First, the Mg component vaporized from the brazing sheet at the elevated brazing temperature tends to be deposited and accumulated on the wall of the brazing chamber or furnace, and the deposited Mg component absorbs oxidizing gases when the furnace is exposed to the atmosphere. When the brazing furnace is again heated, the absorbed oxidizing gases are released from the deposited Mg component, deteriorating the brazing condition in the furnace. Consequently, the deposited Mg component should be removed from the furnace at regular intervals. In practice, it is necessary to accomplish a small-scale cleaning of the brazing furnace on a routine basis before each brazing job, a medium-scale cleaning every several weeks of the brazing operation, and a large-scale cleaning involving disassembling of the furnace, one or two times each year. This cleaning procedure is cumbersome and lowers the brazing efficiency.
While the need for the cleaning operation of the brazing furnace may be reduced by reducing the content of the Mg component contained in the brazing alloy, it is difficult to reduce the Mg content without deteriorating the brazability of the brazing alloy, since the sufficient brazing stability may be obtained with the Mg content being normally about 1.5% and at least 1.0% under any condition. It is considered that the required Mg content of the brazing alloy may be more or less reduced by placing a Mg or Mg alloy ingot as a getter in the brazing furnace. However, the use of the Mg ingot as the getter actually results in increasing the overall amount of the Mg component vaporized in the brazing furnace.
A second drawback of the vacuum brazing process using the conventional brazing sheet occurs when the brazing sheet is used for manufacturing a hollow structure or assembly such as a drawn cup type of heat exchanger or radiator tank, which has joints formed in brazing on both inner and outer sides of the structure. That is, the vaporizing rate of the Mg component of the ordinary conventional brazing sheets is different on the inner and outer sides of the hollow structure to be produced, whereby the brazability is deteriorated, in particular, on the inner side of the hollow structure. Although reducing the Mg content of the brazing alloy is effective to improve the brazability on the inner side of the hollow structure to be produced, it is difficult to reduce the Mg content while maintaining the Mg content within a range which assures sufficient brazability on the outer side of the structure.

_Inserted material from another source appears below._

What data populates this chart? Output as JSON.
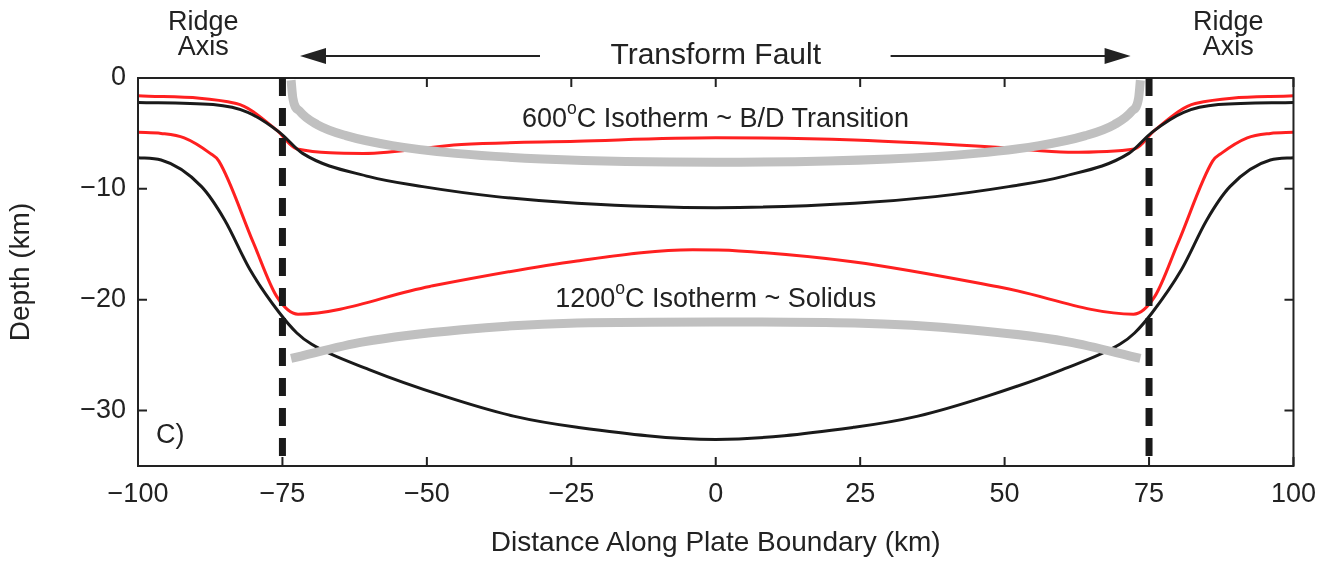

To improve the brazability in producing a hollow structure using a vacuum-brazing aluminum alloy, Publication No. 58-54909 of examined Japanese Patent Application proposes a brazing sheet in which the Mg content of the brazing alloy for the inner side of the structure is controlled within a range between 0.2% and 1.2%. Further, laid-open Publication No. 59-85364 of unexamined Japanese Patent Application proposes a brazing sheet in which the Mg content of the brazing alloy for the inner side of the hollow structure is zeroed. However, the two proposed brazing sheets indicated above still suffer from low brazability on the outer side of the hollow structure, since a portion of the brazing alloy for the inner side flows to the outside of the structure, at each joint between the adjacent brazing sheets which bounds the hollow inside and the outside of the structure.
The above proposed brazing sheets should be correctly oriented with respect to each other so that the brazing alloy clad layers on the brazing sheets are suitably positioned in relation to the inside and outside of a hollow structure to be produced. This orientation requirement makes it difficult to control the inventory of the brazing sheets and apply the brazing sheets to an automated brazing line. Therefore, the proposed brazing sheets do not provide a practically effective solution to the conventionally experienced problem.